March of the Pallets: Part 2 (Reality Strikes!)
Having obtained a large sum of free pallet lumber, I was faced with the challenge of turning the raw materials into something useable. If any of you have ever seen pallet lumber, it's a little...well....ugly. There are splits, nail holes, and the surface of the wood is usually filthy. Just below the surface, however, lies some of the most attractive wood you will ever see. And it's all available for free!
My first step in renewing the wood was to cut the end 2-3" off of each piece. This removes most of the splits, and 4 out of the 6 nail holes. I then squared up each side of the wood on a table saw, cutting off about 1/4" on each side. At this point, I started to get a preview of the color and graining of the wood. The filth and wear that pallet wood exhibits barely sinks below the surface, so once you cut just a small amount off, you can see the true beauty of the wood. Then comes the real show! I ran each piece through a planer/joiner removing about 1/4" from both faces of the lumber, and that revealed the full glory of new-old wood. Each side was now showing as if it was fresh, new lumber....except for two small nail holes in each piece.
After the work to square up and clean up the lumber, I took some time to cut it to length to build the frame of the entertainment center according to my ever changing plan.

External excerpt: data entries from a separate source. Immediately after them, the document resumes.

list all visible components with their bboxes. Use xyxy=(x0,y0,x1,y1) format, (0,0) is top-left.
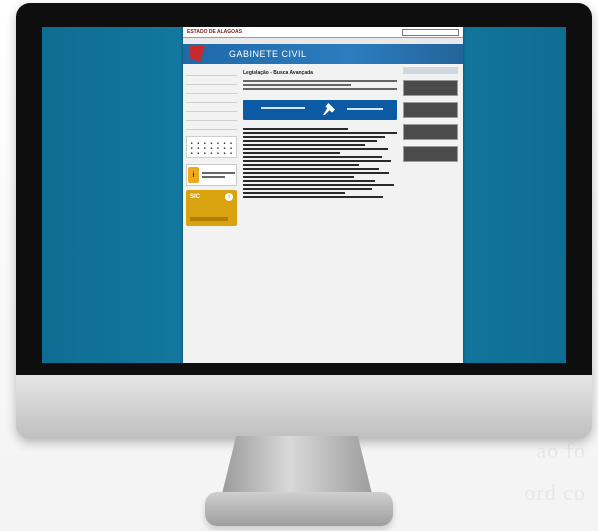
main-column: Legislação - Busca Avançada xyxy=(237,67,403,226)
monitor-stand-base xyxy=(205,492,393,526)
gavel-icon xyxy=(323,103,335,115)
calendar-day[interactable]: ■ xyxy=(228,151,234,155)
calendar-grid: ■ ■ ■ ■ ■ ■ ■ ■ ■ ■ ■ ■ ■ ■ ■ ■ ■ ■ ■ ■ … xyxy=(189,141,234,155)
calendar-day[interactable]: ■ xyxy=(196,151,202,155)
calendar-day[interactable]: ■ xyxy=(209,151,215,155)
calendar-day[interactable]: ■ xyxy=(222,146,228,150)
calendar-day[interactable]: ■ xyxy=(228,146,234,150)
menu-item-6[interactable] xyxy=(186,112,237,121)
monitor-chin xyxy=(16,375,592,439)
menu-item-5[interactable] xyxy=(186,103,237,112)
calendar-day[interactable]: ■ xyxy=(222,141,228,145)
calendar-day[interactable]: ■ xyxy=(228,141,234,145)
calendar-day[interactable]: ■ xyxy=(196,141,202,145)
info-box-text-lines xyxy=(202,170,235,180)
right-link-box[interactable] xyxy=(403,102,458,118)
calendar-day[interactable]: ■ xyxy=(209,146,215,150)
topbar: ESTADO DE ALAGOAS xyxy=(183,27,463,38)
calendar-day[interactable]: ■ xyxy=(215,151,221,155)
banner-title: GABINETE CIVIL xyxy=(229,49,307,59)
calendar-widget: ■ ■ ■ ■ ■ ■ ■ ■ ■ ■ ■ ■ ■ ■ ■ ■ ■ ■ ■ ■ … xyxy=(186,136,237,158)
calendar-day[interactable]: ■ xyxy=(209,141,215,145)
background-text-2: ord co xyxy=(524,480,586,505)
menu-item-7[interactable] xyxy=(186,121,237,130)
sic-box[interactable]: SIC i xyxy=(186,190,237,226)
right-column-header xyxy=(403,67,458,74)
info-icon: i xyxy=(188,167,199,183)
calendar-day[interactable]: ■ xyxy=(215,141,221,145)
page-title: Legislação - Busca Avançada xyxy=(243,70,313,76)
monitor-screen: ESTADO DE ALAGOAS GABINETE CIVIL ■ ■ ■ ■… xyxy=(42,27,566,363)
calendar-day[interactable]: ■ xyxy=(222,151,228,155)
left-column: ■ ■ ■ ■ ■ ■ ■ ■ ■ ■ ■ ■ ■ ■ ■ ■ ■ ■ ■ ■ … xyxy=(186,67,237,226)
webpage: ESTADO DE ALAGOAS GABINETE CIVIL ■ ■ ■ ■… xyxy=(183,27,463,363)
menu-item-1[interactable] xyxy=(186,67,237,76)
right-link-box[interactable] xyxy=(403,146,458,162)
calendar-day[interactable]: ■ xyxy=(202,151,208,155)
legislation-list xyxy=(243,128,397,198)
monitor-bezel: ESTADO DE ALAGOAS GABINETE CIVIL ■ ■ ■ ■… xyxy=(16,3,592,375)
banner: GABINETE CIVIL xyxy=(183,44,463,64)
sic-badge-icon: i xyxy=(225,193,233,201)
banner-emblem-icon xyxy=(189,46,205,62)
menu-item-4[interactable] xyxy=(186,94,237,103)
filter-lines xyxy=(243,80,397,90)
content-columns: ■ ■ ■ ■ ■ ■ ■ ■ ■ ■ ■ ■ ■ ■ ■ ■ ■ ■ ■ ■ … xyxy=(183,64,463,229)
calendar-day[interactable]: ■ xyxy=(189,151,195,155)
right-link-box[interactable] xyxy=(403,80,458,96)
information-box[interactable]: i xyxy=(186,164,237,186)
background-text-1: ao fo xyxy=(536,438,586,463)
featured-banner[interactable] xyxy=(243,100,397,120)
top-search-field[interactable] xyxy=(402,28,459,36)
calendar-day[interactable]: ■ xyxy=(202,141,208,145)
calendar-day[interactable]: ■ xyxy=(189,141,195,145)
state-name: ESTADO DE ALAGOAS xyxy=(187,29,243,35)
calendar-day[interactable]: ■ xyxy=(189,146,195,150)
monitor: ESTADO DE ALAGOAS GABINETE CIVIL ■ ■ ■ ■… xyxy=(16,3,592,439)
right-link-box[interactable] xyxy=(403,124,458,140)
calendar-day[interactable]: ■ xyxy=(196,146,202,150)
menu-item-2[interactable] xyxy=(186,76,237,85)
menu-item-3[interactable] xyxy=(186,85,237,94)
scene: ao fo ord co ESTADO DE ALAGOAS GABINETE … xyxy=(0,0,598,531)
monitor-stand-neck xyxy=(221,436,373,498)
calendar-day[interactable]: ■ xyxy=(215,146,221,150)
calendar-day[interactable]: ■ xyxy=(202,146,208,150)
sic-title: SIC xyxy=(190,194,201,200)
right-column xyxy=(403,67,458,226)
sic-link[interactable] xyxy=(190,217,228,221)
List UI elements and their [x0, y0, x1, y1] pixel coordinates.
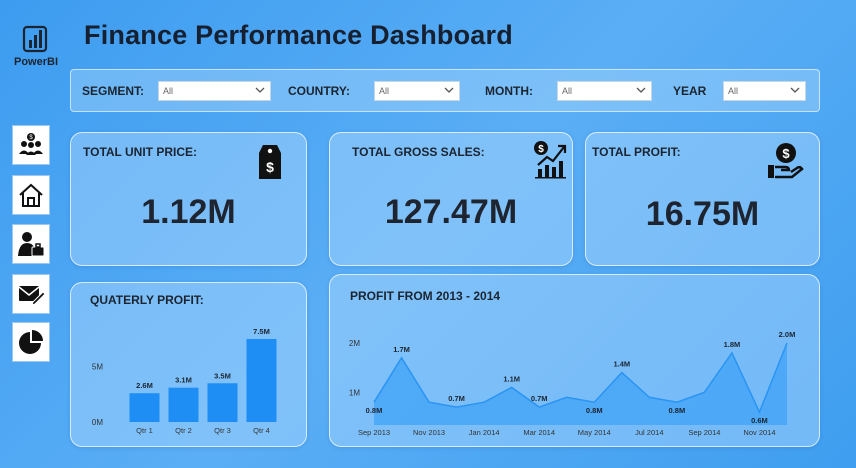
- chevron-down-icon: [255, 87, 265, 93]
- x-tick-label: Qtr 2: [175, 426, 192, 435]
- filter-bar: SEGMENT: All COUNTRY: All MONTH: All YEA…: [70, 69, 820, 112]
- segment-label: SEGMENT:: [82, 84, 145, 98]
- data-label: 3.5M: [214, 371, 231, 380]
- y-tick-label: 1M: [349, 388, 360, 397]
- businessman-icon: [18, 232, 45, 257]
- kpi-value: 1.12M: [141, 193, 236, 231]
- y-tick-label: 5M: [92, 363, 103, 372]
- kpi-card-profit: TOTAL PROFIT: $ 16.75M: [585, 132, 820, 266]
- x-tick-label: Qtr 4: [253, 426, 270, 435]
- data-label: 3.1M: [175, 376, 192, 385]
- kpi-title: TOTAL UNIT PRICE:: [83, 145, 197, 159]
- profit-trend-card: PROFIT FROM 2013 - 2014 1M 2M 0.8M 1.7M 0.7M…: [329, 274, 820, 447]
- nav-pie-button[interactable]: [12, 322, 50, 362]
- x-tick-label: Nov 2014: [743, 428, 775, 437]
- kpi-value: 16.75M: [645, 195, 760, 233]
- kpi-card-gross-sales: TOTAL GROSS SALES: $ 127.47M: [329, 132, 573, 266]
- year-label: YEAR: [673, 84, 707, 98]
- data-label: 0.8M: [669, 406, 686, 415]
- data-label: 1.4M: [613, 360, 630, 369]
- data-label: 1.8M: [724, 340, 741, 349]
- price-tag-icon: $: [259, 145, 281, 179]
- data-label: 1.1M: [503, 374, 520, 383]
- year-value: All: [728, 86, 739, 96]
- data-label: 0.7M: [448, 394, 465, 403]
- segment-dropdown[interactable]: All: [158, 81, 271, 101]
- logo-text: PowerBI: [13, 56, 58, 68]
- growth-chart-icon: $: [534, 141, 567, 179]
- country-label: COUNTRY:: [288, 84, 350, 98]
- quarterly-profit-chart: 0M 5M 2.6M Qtr 1 3.1M Qtr 2 3.5M Qtr 3 7.5M Qtr 4: [92, 327, 277, 435]
- x-tick-label: Mar 2014: [523, 428, 555, 437]
- series-area: [374, 343, 787, 425]
- page-title: Finance Performance Dashboard: [84, 20, 513, 50]
- data-label: 7.5M: [253, 327, 270, 336]
- nav-business-button[interactable]: [12, 224, 50, 264]
- kpi-value: 127.47M: [384, 193, 518, 231]
- country-value: All: [379, 86, 390, 96]
- segment-value: All: [163, 86, 174, 96]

Enter my friend, B. B has been doing woodworking for as long as I can remember. He has a better equipped wood shop than most professionals, and probably as much experience in fine woodworking as anyone I know....except for maybe my Father-in-law....who IS a professional woodworker. B had a few comments that made me take a step back from the project and re-evaluate how I was going about it. Sometimes reality sucks, but it's better than the alternative.
Pallet lumber is a solid hardwood. Solid hardwoods expand and contract rather substantially with changes in humidity, temperature, and other environmental factors. If I had continued to build the entire entertainment center out of just the pallet lumber alone, B pointed out that our 100+lb TV would have most likely ended up on the floor the first day with relatively low humidity. As the wood contracts in dry weather, all of my fancy wood joints would have either cracked or pulled apart, and our TV would have landed in our downstairs neighbor's apartment. His suggestion was to use the pallet lumber as a non-structural coating to dress up a plywood case.
B also pointed out that re-using pallet lumber may only be a mild savings to the environment, as the amount of energy used to re-cut and re-plane each piece of wood is probably more than a lumber mill uses to cut it originally. Additionally, the wear and tear on blades to rework the lumber may be a factor, as the creation of the metal used to manufacture a replacement blade would have an adverse environmental impact. The upside, however, is that less trees need to suffer for our need for a practical storage solution.
In the spirit of creating this entertainment center with little to no additional "virgin" lumber, B had some scrap plywood from prior projects that he offered to the cause. It was a little smaller than I had designed the entertainment center around, but with a slight rework, I was able to utilize the scrap plywood with virtually no waste.